Currently, semantics in the exchanged information objects is not represented, albeit the lack of automated re-planning support.

3.3 Towards Automated Planning

Preparation steps need to be executed by all agents prior to any collaborative activity. Consequently, in order to maintain interoperability in case of events triggering change, either automated re-planning or manual re-design has to be performed [20].

To automate process planning in production, both is needed, a local detailed resource-centric/agent-centric point of view and a collaboration/production-process point of view. Distinguishing between these two layers allows to project the particularities of the concrete hardware and resources to a middleware.

The resource point of view is needed to encapsulate hardware specific aspects. The network point of view is needed to align all process steps/segments with a common (global) product process.

To allow local autonomy and global synchronization in a process-centric automated control environment with automated re-planning, there is a need for a framework that (cf. [17, 21]):

  • provides a middleware and abstract data-model for adaptability

  • provides services supporting automated re-planning (e.g. directory of skills; logging for quality assurance, etc.)
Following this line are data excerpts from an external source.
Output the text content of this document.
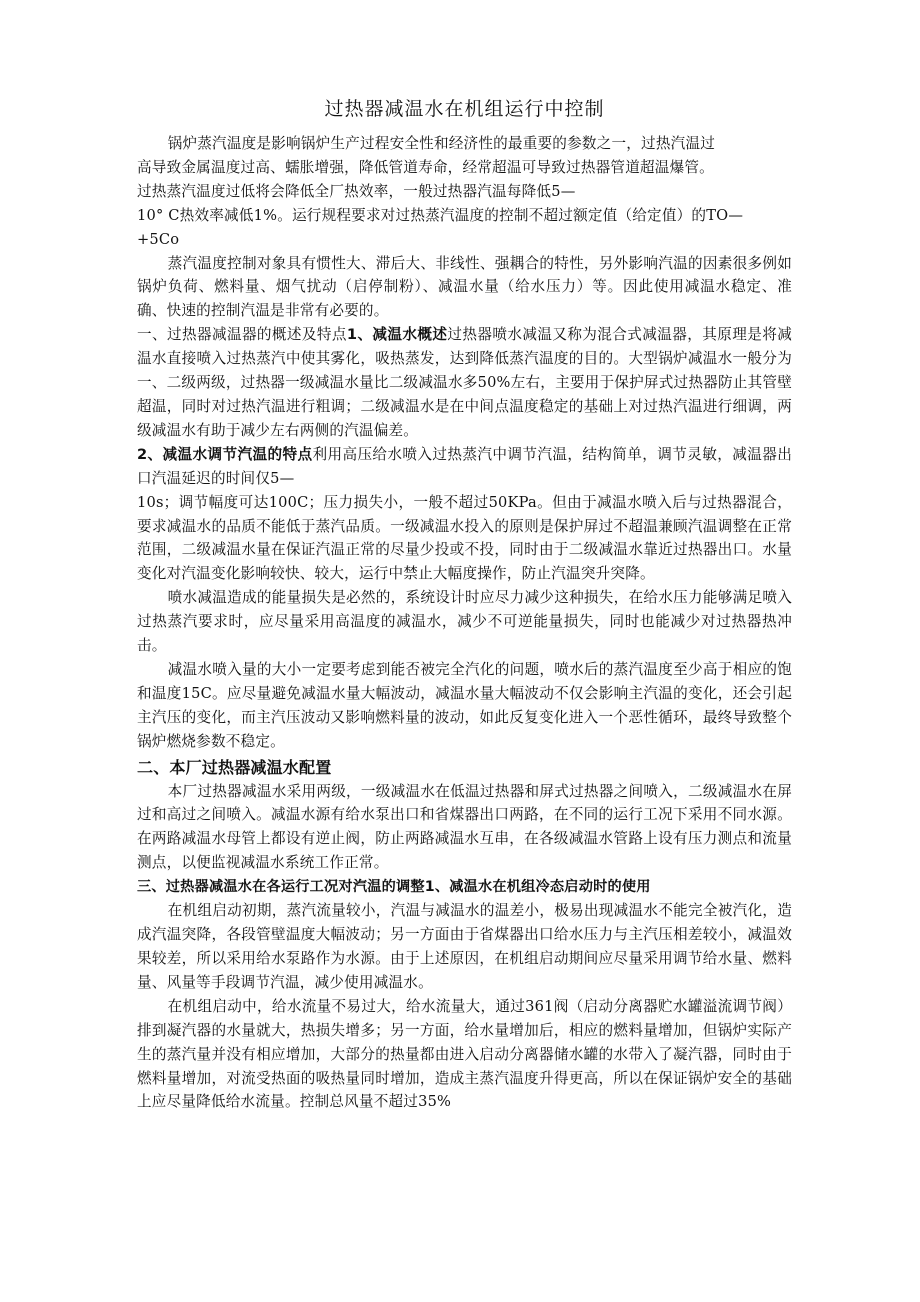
过热器减温水在机组运行中控制

锅炉蒸汽温度是影响锅炉生产过程安全性和经济性的最重要的参数之一，过热汽温过

高导致金属温度过高、蠕胀增强，降低管道寿命，经常超温可导致过热器管道超温爆管。

过热蒸汽温度过低将会降低全厂热效率，一般过热器汽温每降低5—

10° C热效率减低1%。运行规程要求对过热蒸汽温度的控制不超过额定值（给定值）的TO—

+5Co

蒸汽温度控制对象具有惯性大、滞后大、非线性、强耦合的特性，另外影响汽温的因素很多例如锅炉负荷、燃料量、烟气扰动（启停制粉）、减温水量（给水压力）等。因此使用减温水稳定、准确、快速的控制汽温是非常有必要的。

一、过热器减温器的概述及特点1、减温水概述过热器喷水减温又称为混合式减温器，其原理是将减温水直接喷入过热蒸汽中使其雾化，吸热蒸发，达到降低蒸汽温度的目的。大型锅炉减温水一般分为一、二级两级，过热器一级减温水量比二级减温水多50%左右，主要用于保护屏式过热器防止其管壁超温，同时对过热汽温进行粗调；二级减温水是在中间点温度稳定的基础上对过热汽温进行细调，两级减温水有助于减少左右两侧的汽温偏差。

2、减温水调节汽温的特点利用高压给水喷入过热蒸汽中调节汽温，结构简单，调节灵敏，减温器出口汽温延迟的时间仅5—

10s；调节幅度可达100C；压力损失小，一般不超过50KPa。但由于减温水喷入后与过热器混合，要求减温水的品质不能低于蒸汽品质。一级减温水投入的原则是保护屏过不超温兼顾汽温调整在正常范围，二级减温水量在保证汽温正常的尽量少投或不投，同时由于二级减温水靠近过热器出口。水量变化对汽温变化影响较快、较大，运行中禁止大幅度操作，防止汽温突升突降。

喷水减温造成的能量损失是必然的，系统设计时应尽力减少这种损失，在给水压力能够满足喷入过热蒸汽要求时，应尽量采用高温度的减温水，减少不可逆能量损失，同时也能减少对过热器热冲击。

减温水喷入量的大小一定要考虑到能否被完全汽化的问题，喷水后的蒸汽温度至少高于相应的饱和温度15C。应尽量避免减温水量大幅波动，减温水量大幅波动不仅会影响主汽温的变化，还会引起主汽压的变化，而主汽压波动又影响燃料量的波动，如此反复变化进入一个恶性循环，最终导致整个锅炉燃烧参数不稳定。

二、本厂过热器减温水配置

本厂过热器减温水采用两级，一级减温水在低温过热器和屏式过热器之间喷入，二级减温水在屏过和高过之间喷入。减温水源有给水泵出口和省煤器出口两路，在不同的运行工况下采用不同水源。在两路减温水母管上都设有逆止阀，防止两路减温水互串，在各级减温水管路上设有压力测点和流量测点，以便监视减温水系统工作正常。

三、过热器减温水在各运行工况对汽温的调整1、减温水在机组冷态启动时的使用

在机组启动初期，蒸汽流量较小，汽温与减温水的温差小，极易出现减温水不能完全被汽化，造成汽温突降，各段管壁温度大幅波动；另一方面由于省煤器出口给水压力与主汽压相差较小，减温效果较差，所以采用给水泵路作为水源。由于上述原因，在机组启动期间应尽量采用调节给水量、燃料量、风量等手段调节汽温，减少使用减温水。

在机组启动中，给水流量不易过大，给水流量大，通过361阀（启动分离器贮水罐溢流调节阀）排到凝汽器的水量就大，热损失增多；另一方面，给水量增加后，相应的燃料量增加，但锅炉实际产生的蒸汽量并没有相应增加，大部分的热量都由进入启动分离器储水罐的水带入了凝汽器，同时由于燃料量增加，对流受热面的吸热量同时增加，造成主蒸汽温度升得更高，所以在保证锅炉安全的基础上应尽量降低给水流量。控制总风量不超过35%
  • supports human and artificial production resources on the one hand side and the network layer for connectivity

  • allows for decentralized specification and execution of process segments for different production resources

  • supports the model concepts and their semantics (tasks, processes, agents, skills, resources, … see above)

4 Conclusions

The initial work in the SO-PC-Pro project shows a running environment for executing processes partly by humans, partially on machines. This work reveals that the abstraction using a paradigm similar to agents supports the coordination of humans and machines in a single process. This is an important aspect towards a middleware that supports automated control of production processes executed by IoT systems, robots, and humans. Still much more research has to be done, to support an abstract production process description to be automatically planned and deployed in such an environment. This does not only involve the organizational interoperability levels, but also the semantic and technical interoperability levels.